A masked white male entered the store armed with a single-barrell shotgun last Wednesday and demanded all the money in the cash register, according to a visibly shacken and still distraught Leann Hale, who was quite poised considering she was just robbed at gunpoint.
"I wasn't as scarred as I was the first time," Hale said. "I hate to say it, but I guess I'm getting used to it.
"It seems like this only happens to me," added Hale. "We've been broke into a bunch of times, but these last two were both in broad daylight."
The alleged larceny was the second robbery this year at Black Gold Liquors. The store was robbed once before this year in mid-May, according to the store's cashier.
That robber also demanded only money from the store, but the first thief also escaped in Hale's car. The vehicle was later returned unharmed and even Hale's compact disks remained in the car.
The latest robber - a white male listed as approximately 5'11" remains on the loose - escaped on foot, but those interviewed believe another person was involved with an escape vehicle. The Perry County Sheriff's Department reponded to the 911 call and consider the suspect dangerous and capable of robbing again in the area.
The two daytime robberies are the only times ever the store has been robbed for only money. All the other robberies were nighttime thieves stealing stocked alcohol, according to Hale.
George Bailey, a local gentleman at the store to give Hale emotional support, said he was going to give liquor store owner Glenn Baker an extra security camera he has at home.
Bailey and other concerned citizens are quick to point out they believe the slew of local robberies of late are related to the drug epidemic.
"There's no doubt in my mind these thieves are wanting money for drugs," Bailey said. Bailey isn't the only local resident who believes the local drug epidemic contributed to this and the slew of other area robberies, most demanding quick cash.
"It's these pills. They'll do anything for one," said local resident Orre Cress, a night watchman at a nearby dairy bar and grocery store called Joe's Superette.
Joe's Superette, a little more than five miles from Black Gold Liquors, has been robbed more than three times in the past couple years, but had never been broken into before, according to Cress.
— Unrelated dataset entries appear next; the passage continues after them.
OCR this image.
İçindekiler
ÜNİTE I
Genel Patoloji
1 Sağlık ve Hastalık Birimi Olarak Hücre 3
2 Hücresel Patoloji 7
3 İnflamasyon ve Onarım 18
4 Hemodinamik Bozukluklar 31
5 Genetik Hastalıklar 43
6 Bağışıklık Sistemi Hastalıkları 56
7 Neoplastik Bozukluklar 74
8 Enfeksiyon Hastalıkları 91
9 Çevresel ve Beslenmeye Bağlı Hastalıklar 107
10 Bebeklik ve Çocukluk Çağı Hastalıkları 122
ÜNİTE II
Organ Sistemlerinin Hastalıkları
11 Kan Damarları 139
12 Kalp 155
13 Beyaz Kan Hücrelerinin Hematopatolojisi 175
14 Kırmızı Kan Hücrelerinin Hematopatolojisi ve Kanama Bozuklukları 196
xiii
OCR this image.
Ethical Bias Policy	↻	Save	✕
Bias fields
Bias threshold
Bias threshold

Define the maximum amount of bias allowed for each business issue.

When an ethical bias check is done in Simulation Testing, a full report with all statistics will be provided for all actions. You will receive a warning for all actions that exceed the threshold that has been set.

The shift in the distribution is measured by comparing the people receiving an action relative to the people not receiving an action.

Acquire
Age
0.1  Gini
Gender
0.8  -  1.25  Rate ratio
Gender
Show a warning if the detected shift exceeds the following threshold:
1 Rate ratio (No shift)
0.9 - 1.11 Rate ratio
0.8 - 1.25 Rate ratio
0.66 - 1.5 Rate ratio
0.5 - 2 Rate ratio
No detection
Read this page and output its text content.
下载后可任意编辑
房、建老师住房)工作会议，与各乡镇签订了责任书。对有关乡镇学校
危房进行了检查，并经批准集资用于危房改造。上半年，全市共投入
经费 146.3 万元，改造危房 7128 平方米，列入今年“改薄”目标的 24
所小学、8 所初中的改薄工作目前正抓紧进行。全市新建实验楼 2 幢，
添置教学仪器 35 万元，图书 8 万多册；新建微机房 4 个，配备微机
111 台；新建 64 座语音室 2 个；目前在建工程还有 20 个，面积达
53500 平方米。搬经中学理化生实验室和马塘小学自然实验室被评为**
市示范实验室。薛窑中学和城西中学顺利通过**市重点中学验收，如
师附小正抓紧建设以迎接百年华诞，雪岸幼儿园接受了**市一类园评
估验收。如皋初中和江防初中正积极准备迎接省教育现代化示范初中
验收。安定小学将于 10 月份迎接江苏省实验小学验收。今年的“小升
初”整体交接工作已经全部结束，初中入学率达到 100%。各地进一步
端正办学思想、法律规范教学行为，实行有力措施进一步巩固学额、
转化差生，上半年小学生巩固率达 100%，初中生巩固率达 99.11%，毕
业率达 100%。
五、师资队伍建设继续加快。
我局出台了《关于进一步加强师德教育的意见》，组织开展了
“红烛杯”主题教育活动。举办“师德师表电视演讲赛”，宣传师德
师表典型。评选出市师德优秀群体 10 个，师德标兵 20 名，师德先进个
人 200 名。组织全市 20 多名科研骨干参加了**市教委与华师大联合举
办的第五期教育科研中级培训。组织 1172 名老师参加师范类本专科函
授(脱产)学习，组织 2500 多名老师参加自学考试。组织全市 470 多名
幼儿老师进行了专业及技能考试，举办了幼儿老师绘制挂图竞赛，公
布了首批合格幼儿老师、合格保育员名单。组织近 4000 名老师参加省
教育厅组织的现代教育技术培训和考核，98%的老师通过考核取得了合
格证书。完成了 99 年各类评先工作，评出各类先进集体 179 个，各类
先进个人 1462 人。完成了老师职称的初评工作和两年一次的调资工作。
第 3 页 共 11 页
The Leatherwood resident admited a security watchman at an out-of-the way market is rare even in larger metropolitan areas.
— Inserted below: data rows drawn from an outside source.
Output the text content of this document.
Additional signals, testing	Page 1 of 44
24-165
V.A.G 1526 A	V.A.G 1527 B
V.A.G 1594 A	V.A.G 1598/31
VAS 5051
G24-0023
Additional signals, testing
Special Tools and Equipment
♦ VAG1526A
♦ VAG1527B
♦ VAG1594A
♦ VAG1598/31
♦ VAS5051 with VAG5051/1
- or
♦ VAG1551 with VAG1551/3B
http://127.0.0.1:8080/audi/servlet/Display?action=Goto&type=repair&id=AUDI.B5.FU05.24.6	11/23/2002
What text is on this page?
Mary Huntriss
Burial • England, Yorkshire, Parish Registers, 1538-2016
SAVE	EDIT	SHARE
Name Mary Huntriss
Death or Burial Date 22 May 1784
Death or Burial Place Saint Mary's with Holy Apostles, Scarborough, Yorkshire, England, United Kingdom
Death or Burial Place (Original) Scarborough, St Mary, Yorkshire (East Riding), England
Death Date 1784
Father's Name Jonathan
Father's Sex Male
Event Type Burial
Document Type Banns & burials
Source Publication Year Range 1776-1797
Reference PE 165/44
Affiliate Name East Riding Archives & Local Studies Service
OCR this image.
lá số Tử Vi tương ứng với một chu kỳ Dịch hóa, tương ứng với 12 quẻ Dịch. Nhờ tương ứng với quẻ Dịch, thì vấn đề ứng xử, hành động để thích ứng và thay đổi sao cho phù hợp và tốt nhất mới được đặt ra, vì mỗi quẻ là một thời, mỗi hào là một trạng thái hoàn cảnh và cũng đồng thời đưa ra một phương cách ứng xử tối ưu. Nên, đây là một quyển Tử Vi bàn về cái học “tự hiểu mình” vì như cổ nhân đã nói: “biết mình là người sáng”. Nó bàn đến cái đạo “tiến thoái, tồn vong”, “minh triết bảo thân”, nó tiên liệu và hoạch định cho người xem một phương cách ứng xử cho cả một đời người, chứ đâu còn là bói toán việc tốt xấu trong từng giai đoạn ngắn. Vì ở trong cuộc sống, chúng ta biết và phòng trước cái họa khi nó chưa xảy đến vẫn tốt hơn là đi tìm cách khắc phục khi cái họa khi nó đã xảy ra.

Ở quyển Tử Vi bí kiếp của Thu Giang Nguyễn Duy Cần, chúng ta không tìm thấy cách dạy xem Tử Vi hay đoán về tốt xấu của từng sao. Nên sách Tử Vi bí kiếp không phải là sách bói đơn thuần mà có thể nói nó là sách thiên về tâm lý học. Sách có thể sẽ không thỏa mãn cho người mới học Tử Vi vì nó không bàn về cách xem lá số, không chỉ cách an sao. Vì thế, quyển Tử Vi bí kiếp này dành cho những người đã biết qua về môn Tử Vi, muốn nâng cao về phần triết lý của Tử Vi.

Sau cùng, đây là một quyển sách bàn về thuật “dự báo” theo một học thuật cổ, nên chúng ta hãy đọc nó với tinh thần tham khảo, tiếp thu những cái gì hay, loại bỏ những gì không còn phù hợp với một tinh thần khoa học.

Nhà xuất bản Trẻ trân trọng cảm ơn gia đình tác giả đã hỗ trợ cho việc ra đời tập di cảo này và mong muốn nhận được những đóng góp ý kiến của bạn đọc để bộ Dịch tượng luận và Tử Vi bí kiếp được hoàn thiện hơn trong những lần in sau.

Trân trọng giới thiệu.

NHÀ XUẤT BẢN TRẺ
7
"I don't know the answer with these drugs because it's definitely not an easy one," a beer distributor said at the Blue Goose, another liquor store in the area that hasn't been robbed since 1981, according to workers at "The Goose."
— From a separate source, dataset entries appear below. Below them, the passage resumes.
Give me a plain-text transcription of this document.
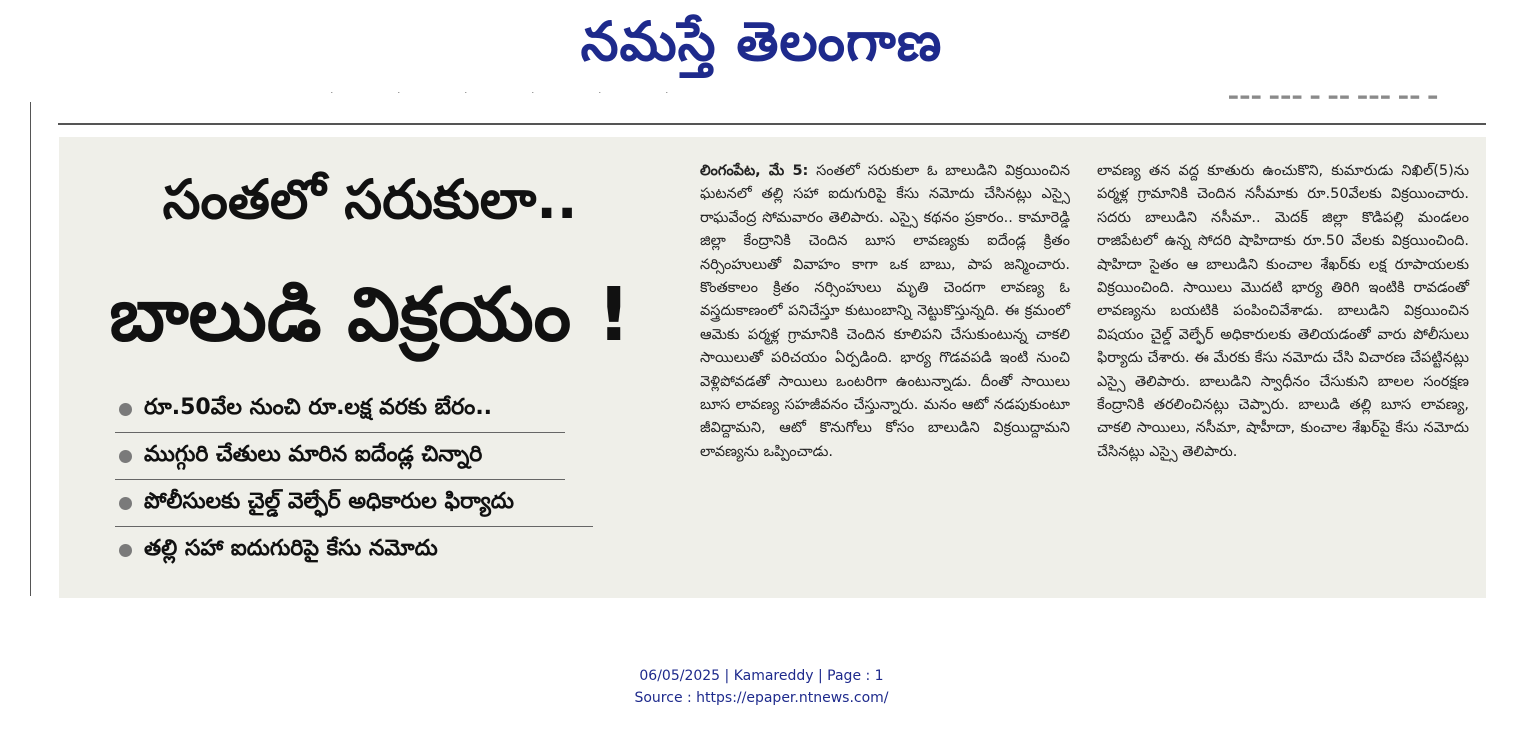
నమస్తే తెలంగాణ
· · · · · ·	▂▂▂ ▂▂▂ ▂ ▂▂ ▂▂▂ ▂▂ ▂
సంతలో సరుకులా..
బాలుడి విక్రయం !
రూ.50వేల నుంచి రూ.లక్ష వరకు బేరం..
ముగ్గురి చేతులు మారిన ఐదేండ్ల చిన్నారి
పోలీసులకు చైల్డ్ వెల్ఫేర్ అధికారుల ఫిర్యాదు
తల్లి సహా ఐదుగురిపై కేసు నమోదు
లింగంపేట, మే 5: సంతలో సరుకులా ఓ బాలుడిని విక్రయించిన ఘటనలో తల్లి సహా ఐదుగురిపై కేసు నమోదు చేసినట్లు ఎస్సై రాఘవేంద్ర సోమవారం తెలిపారు. ఎస్సై కథనం ప్రకారం.. కామారెడ్డి జిల్లా కేంద్రానికి చెందిన బూస లావణ్యకు ఐదేండ్ల క్రితం నర్సింహులుతో వివాహం కాగా ఒక బాబు, పాప జన్మించారు. కొంతకాలం క్రితం నర్సింహులు మృతి చెందగా లావణ్య ఓ వస్త్రదుకాణంలో పనిచేస్తూ కుటుంబాన్ని నెట్టుకొస్తున్నది. ఈ క్రమంలో ఆమెకు పర్మళ్ల గ్రామానికి చెందిన కూలిపని చేసుకుంటున్న చాకలి సాయిలుతో పరిచయం ఏర్పడింది. భార్య గొడవపడి ఇంటి నుంచి వెళ్లిపోవడతో సాయిలు ఒంటరిగా ఉంటున్నాడు. దీంతో సాయిలు బూస లావణ్య సహజీవనం చేస్తున్నారు. మనం ఆటో నడపుకుంటూ జీవిద్దామని, ఆటో కొనుగోలు కోసం బాలుడిని విక్రయిద్దామని లావణ్యను ఒప్పించాడు.
లావణ్య తన వద్ద కూతురు ఉంచుకొని, కుమారుడు నిఖిల్(5)ను పర్మళ్ల గ్రామానికి చెందిన నసీమాకు రూ.50వేలకు విక్రయించారు. సదరు బాలుడిని నసీమా.. మెదక్ జిల్లా కొడిపల్లి మండలం రాజిపేటలో ఉన్న సోదరి షాహిదాకు రూ.50 వేలకు విక్రయించింది. షాహిదా సైతం ఆ బాలుడిని కుంచాల శేఖర్‌కు లక్ష రూపాయలకు విక్రయించింది. సాయిలు మొదటి భార్య తిరిగి ఇంటికి రావడంతో లావణ్యను బయటికి పంపించివేశాడు. బాలుడిని విక్రయించిన విషయం చైల్డ్ వెల్ఫేర్ అధికారులకు తెలియడంతో వారు పోలీసులు ఫిర్యాదు చేశారు. ఈ మేరకు కేసు నమోదు చేసి విచారణ చేపట్టినట్లు ఎస్సై తెలిపారు. బాలుడిని స్వాధీనం చేసుకుని బాలల సంరక్షణ కేంద్రానికి తరలించినట్లు చెప్పారు. బాలుడి తల్లి బూస లావణ్య, చాకలి సాయిలు, నసీమా, షాహీదా, కుంచాల శేఖర్‌పై కేసు నమోదు చేసినట్లు ఎస్సై తెలిపారు.
06/05/2025 | Kamareddy | Page : 1
Source : https://epaper.ntnews.com/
"It's getting worse with all the robberies," the beerman said. "There's not much we can do until they start getting these doctors who write pills for anything."
The latest thief at Black Gold Liquors took more than $400 in cash from the register, a large amount according to Hale, who said the store begins the day with less than $100.
"It's a real bad situation surrounding these drugs," Cress said. "I don't know what we're going to do about it."